Recently Brookhaven’s RHIC (Relativistic Heavy Ion Collider) achieved another major milestone with the insertion of the Silicon Vertex Tracker (SVT) into the heart of the Solenoidal Tracker At RHIC (STAR) detector.
Since the RHIC start-up, people have consistently admired the beautifully complex images of high-energy gold ion collisions provided by the STAR Time Projection Chamber. The images from STAR’s first run were remarkable, and the data provided led to a wealth of early scientific results. But for the experts there was still something missing – information on the particle tracks close to the colliding beams.
That blank space in the tracking coverage of STAR is about to be filled with information provided by the Silicon Vertex Tracker, a state-of-the-art instrument which is based on silicon drift technology and was developed at Brookhaven.

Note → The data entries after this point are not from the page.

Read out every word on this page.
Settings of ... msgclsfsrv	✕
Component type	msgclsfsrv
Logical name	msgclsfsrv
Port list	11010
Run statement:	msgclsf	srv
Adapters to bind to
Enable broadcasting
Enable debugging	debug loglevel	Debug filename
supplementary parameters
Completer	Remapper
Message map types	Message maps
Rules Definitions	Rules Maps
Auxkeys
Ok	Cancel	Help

The completion of the STAR SVT is the culmination of an eight-year research and development effort by a team of more than 50 people, sponsored by the Office of Science of the US Department of Energy. Other institutions collaborating on the project include Wayne State University, Ohio State, the University of Texas and Lawrence Berkeley National Laboratory.
The SVT consists of three concentric layers of silicon drift detectors at 5 cm, 10 cm and 15 cm from the beam. These record the passage of charged particles in time and space, providing important information which can then be used in the STAR global tracking software. This allows for the detection of charged particles that decay quickly or curl up in the magnetic field before reaching the STAR Time Projection Chamber.
According to SVT project leader Rene Bellwied of Wayne State: “The installation of the SVT will provide essential tracking information to allow the detection of particles with short lifetimes, such as the cascade and the omega. It will also afford STAR an important low momentum tracking capability that it hasn’t had until now.”
Silicon drift detection is a new semiconductor technology developed in the mid-1980s by Brookhaven physicist Pavel Rehak in collaboration with Emilio Gatti from Milan. It was employed in the design of the SVT, allowing for a thirty-fold increase in space resolution compared with the TPC. This is necessarily close to the interaction point because of the high density of charged particle tracks produced when the gold ions collide.
The SVT will be commissioned this year when RHIC starts colliding beams of gold ions late in the spring.